Benedict surely understands that Nazism and communism were ailments of the European mind. As he put it in his Regensburg address, this was the triumph of reason above religious faith, and it so twisted European thinking that a kind of religious faith developed in these conceptions of reason, themselves, a faith that justified the worst acts of barbarity the world had ever seen.

Now Benedict understands the challenge he faces. First, Europe lost its faith in the Christian balance between faith and reason. Next, Europe lost its faith in reason without faith. This is the continent that Benedict inherited, a postmodern wasteland. It is defined by a profound loss of future-thinking, perhaps best exemplified by birth rates now falling to about half of what is needed just to maintain current population, as well as by an absurd sensitivity to offending the “other” by making any truth-claims whatsoever

Thus we have the spectacle of one of the world's most prestigious opera houses, Berlin's Deutsche Oper, canceling a production of one of Mozart's operas because there is a scene in which the severed head of Mohammed is rolled onto the stage (who knew?), along with the heads of Poseidon, Buddha, and Jesus.

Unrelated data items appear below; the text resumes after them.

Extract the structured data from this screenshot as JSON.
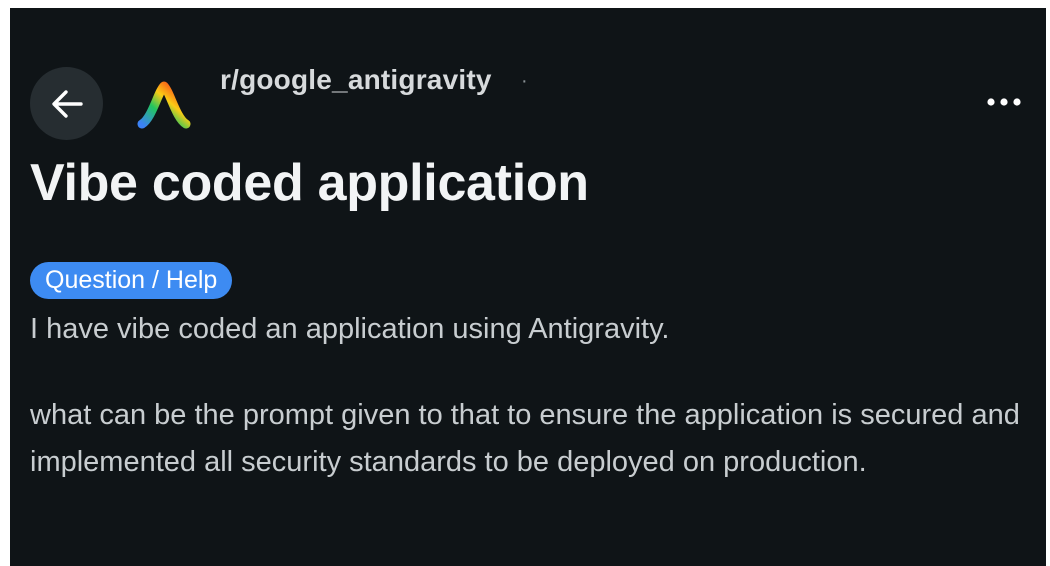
{
  "header": {
    "community_name": "r/google_antigravity",
    "separator": "·",
    "back_icon": "arrow-left-icon",
    "more_icon": "more-horizontal-icon",
    "community_icon": "antigravity-logo"
  },
  "post": {
    "title": "Vibe coded application",
    "flair": "Question / Help",
    "paragraphs": [
      "I have vibe coded an application using Antigravity.",
      "what can be the prompt given to that to ensure the application is secured and implemented all security standards to be deployed on production."
    ]
  },
  "colors": {
    "background": "#0f1417",
    "flair_background": "#3d8bf2",
    "title_text": "#f2f4f5",
    "body_text": "#c8cdd0"
  }
}
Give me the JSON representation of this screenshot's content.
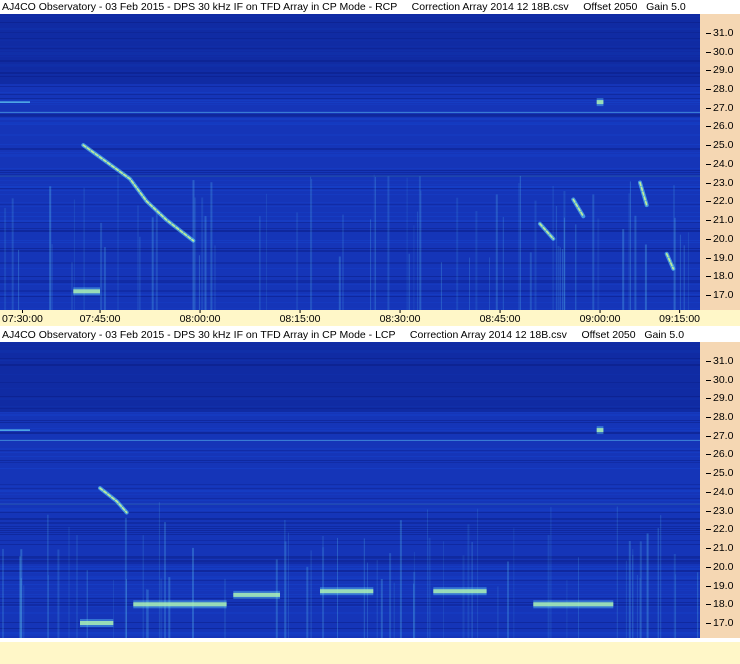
{
  "chart_data": [
    {
      "type": "heatmap",
      "title": "AJ4CO Observatory - 03 Feb 2015 - DPS 30 kHz IF on TFD Array in CP Mode - RCP     Correction Array 2014 12 18B.csv     Offset 2050   Gain 5.0",
      "y_ticks": [
        "31.0",
        "30.0",
        "29.0",
        "28.0",
        "27.0",
        "26.0",
        "25.0",
        "24.0",
        "23.0",
        "22.0",
        "21.0",
        "20.0",
        "19.0",
        "18.0",
        "17.0"
      ],
      "ylim": [
        16.2,
        32.0
      ],
      "x_ticks": [
        "07:30:00",
        "07:45:00",
        "08:00:00",
        "08:15:00",
        "08:30:00",
        "08:45:00",
        "09:00:00",
        "09:15:00"
      ],
      "xlim": [
        "07:30:00",
        "09:15:00"
      ],
      "features": [
        {
          "kind": "burst",
          "points": [
            [
              "07:42:30",
              25.0
            ],
            [
              "07:46:00",
              24.1
            ],
            [
              "07:49:30",
              23.2
            ],
            [
              "07:52:00",
              22.0
            ],
            [
              "07:55:00",
              21.0
            ],
            [
              "07:59:00",
              19.9
            ]
          ]
        },
        {
          "kind": "burst",
          "points": [
            [
              "08:51:00",
              20.8
            ],
            [
              "08:53:00",
              20.0
            ]
          ]
        },
        {
          "kind": "burst",
          "points": [
            [
              "08:56:00",
              22.1
            ],
            [
              "08:57:30",
              21.2
            ]
          ]
        },
        {
          "kind": "burst",
          "points": [
            [
              "09:06:00",
              23.0
            ],
            [
              "09:07:00",
              21.8
            ]
          ]
        },
        {
          "kind": "burst",
          "points": [
            [
              "09:10:00",
              19.2
            ],
            [
              "09:11:00",
              18.4
            ]
          ]
        },
        {
          "kind": "patch",
          "points": [
            [
              "07:41:00",
              17.2
            ],
            [
              "07:45:00",
              17.2
            ]
          ]
        },
        {
          "kind": "patch",
          "points": [
            [
              "08:59:30",
              27.3
            ],
            [
              "09:00:30",
              27.3
            ]
          ]
        }
      ]
    },
    {
      "type": "heatmap",
      "title": "AJ4CO Observatory - 03 Feb 2015 - DPS 30 kHz IF on TFD Array in CP Mode - LCP     Correction Array 2014 12 18B.csv     Offset 2050   Gain 5.0",
      "y_ticks": [
        "31.0",
        "30.0",
        "29.0",
        "28.0",
        "27.0",
        "26.0",
        "25.0",
        "24.0",
        "23.0",
        "22.0",
        "21.0",
        "20.0",
        "19.0",
        "18.0",
        "17.0"
      ],
      "ylim": [
        16.2,
        32.0
      ],
      "x_ticks": [],
      "xlim": [
        "07:30:00",
        "09:15:00"
      ],
      "features": [
        {
          "kind": "burst",
          "points": [
            [
              "07:45:00",
              24.2
            ],
            [
              "07:47:30",
              23.5
            ],
            [
              "07:49:00",
              22.9
            ]
          ]
        },
        {
          "kind": "patch",
          "points": [
            [
              "07:42:00",
              17.0
            ],
            [
              "07:47:00",
              17.0
            ]
          ]
        },
        {
          "kind": "patch",
          "points": [
            [
              "07:50:00",
              18.0
            ],
            [
              "08:04:00",
              18.0
            ]
          ]
        },
        {
          "kind": "patch",
          "points": [
            [
              "08:05:00",
              18.5
            ],
            [
              "08:12:00",
              18.5
            ]
          ]
        },
        {
          "kind": "patch",
          "points": [
            [
              "08:18:00",
              18.7
            ],
            [
              "08:26:00",
              18.7
            ]
          ]
        },
        {
          "kind": "patch",
          "points": [
            [
              "08:35:00",
              18.7
            ],
            [
              "08:43:00",
              18.7
            ]
          ]
        },
        {
          "kind": "patch",
          "points": [
            [
              "08:50:00",
              18.0
            ],
            [
              "09:02:00",
              18.0
            ]
          ]
        },
        {
          "kind": "patch",
          "points": [
            [
              "08:59:30",
              27.3
            ],
            [
              "09:00:30",
              27.3
            ]
          ]
        }
      ]
    }
  ],
  "colors": {
    "plot_bg": "#1535b8",
    "plot_band_dark": "#0c1f8a",
    "plot_band_mid": "#1642cc",
    "burst": "#6fe7ff",
    "burst_hot": "#d6ff8a",
    "y_axis_bg": "#f5d7b3",
    "x_axis_bg": "#fff7c8"
  }
}
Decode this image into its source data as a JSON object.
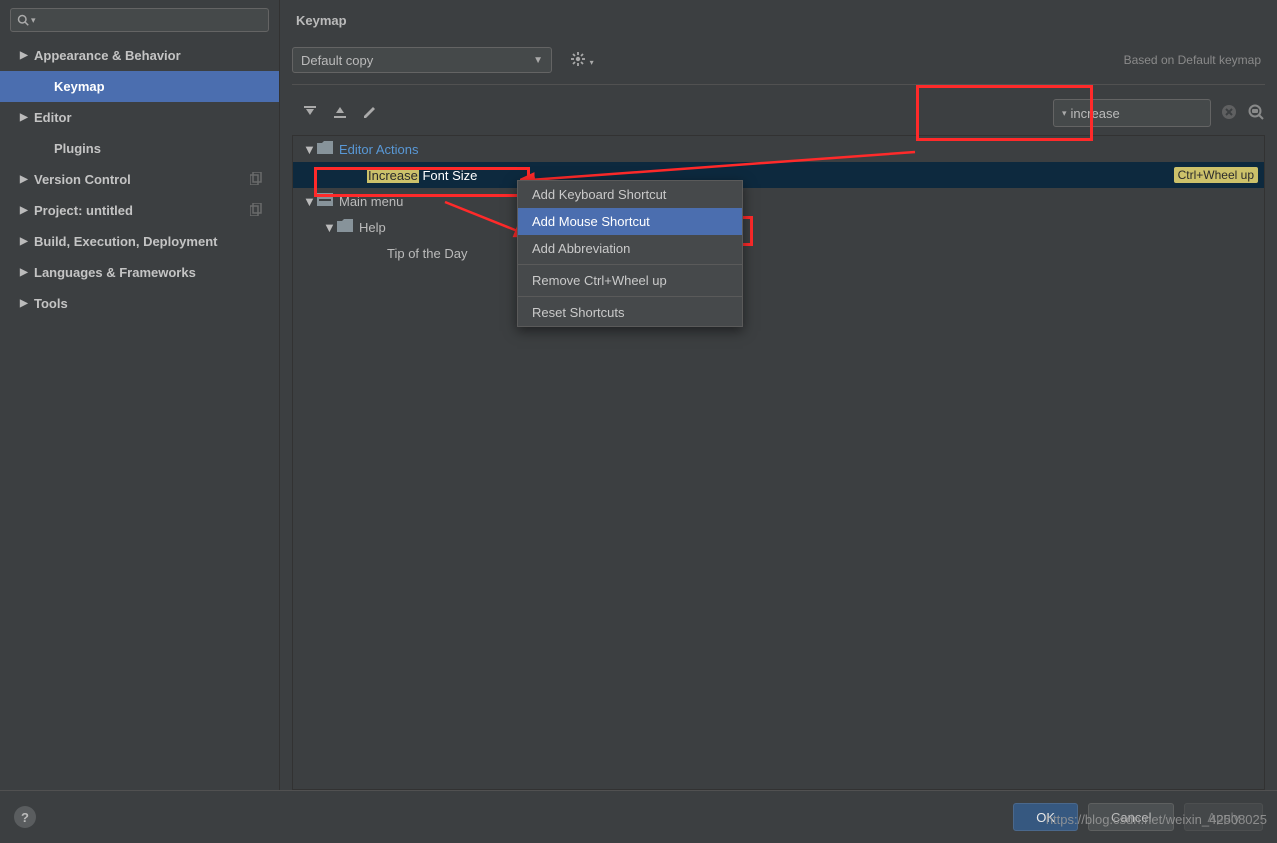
{
  "sidebar": {
    "search_placeholder": "",
    "items": [
      {
        "label": "Appearance & Behavior",
        "expandable": true
      },
      {
        "label": "Keymap",
        "expandable": false,
        "child": true,
        "selected": true
      },
      {
        "label": "Editor",
        "expandable": true
      },
      {
        "label": "Plugins",
        "expandable": false,
        "child": true
      },
      {
        "label": "Version Control",
        "expandable": true,
        "copy": true
      },
      {
        "label": "Project: untitled",
        "expandable": true,
        "copy": true
      },
      {
        "label": "Build, Execution, Deployment",
        "expandable": true
      },
      {
        "label": "Languages & Frameworks",
        "expandable": true
      },
      {
        "label": "Tools",
        "expandable": true
      }
    ]
  },
  "main": {
    "title": "Keymap",
    "dropdown_value": "Default copy",
    "based_on": "Based on Default keymap",
    "filter_value": "increase"
  },
  "tree": {
    "rows": [
      {
        "label": "Editor Actions",
        "type": "folder-link"
      },
      {
        "pre": "Increase",
        "post": " Font Size",
        "shortcut": "Ctrl+Wheel up",
        "type": "leaf-selected"
      },
      {
        "label": "Main menu",
        "type": "folder"
      },
      {
        "label": "Help",
        "type": "subfolder"
      },
      {
        "label": "Tip of the Day",
        "type": "leaf"
      }
    ]
  },
  "context_menu": {
    "items": [
      "Add Keyboard Shortcut",
      "Add Mouse Shortcut",
      "Add Abbreviation",
      "Remove Ctrl+Wheel up",
      "Reset Shortcuts"
    ],
    "highlighted_index": 1
  },
  "footer": {
    "ok": "OK",
    "cancel": "Cancel",
    "apply": "Apply"
  },
  "watermark": "https://blog.csdn.net/weixin_42508025"
}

Europe is now filling with Muslims because Europeans will not have children. And the West is now censoring itself according to Muslim sensibilities. Benedict surely understands that the fate of Europe again hangs in the balance, this time with the specter of the self-imposition of Islamic Sharia law. This will be the triumph of faith over reason, the rejection of reason as an affront to an all-powerful god, unless Benedict somehow manages to convince Europeans to embrace their own heritage. There is no one else in the world even attempting to do so; perhaps that is why he will continue to be so easily misunderstood.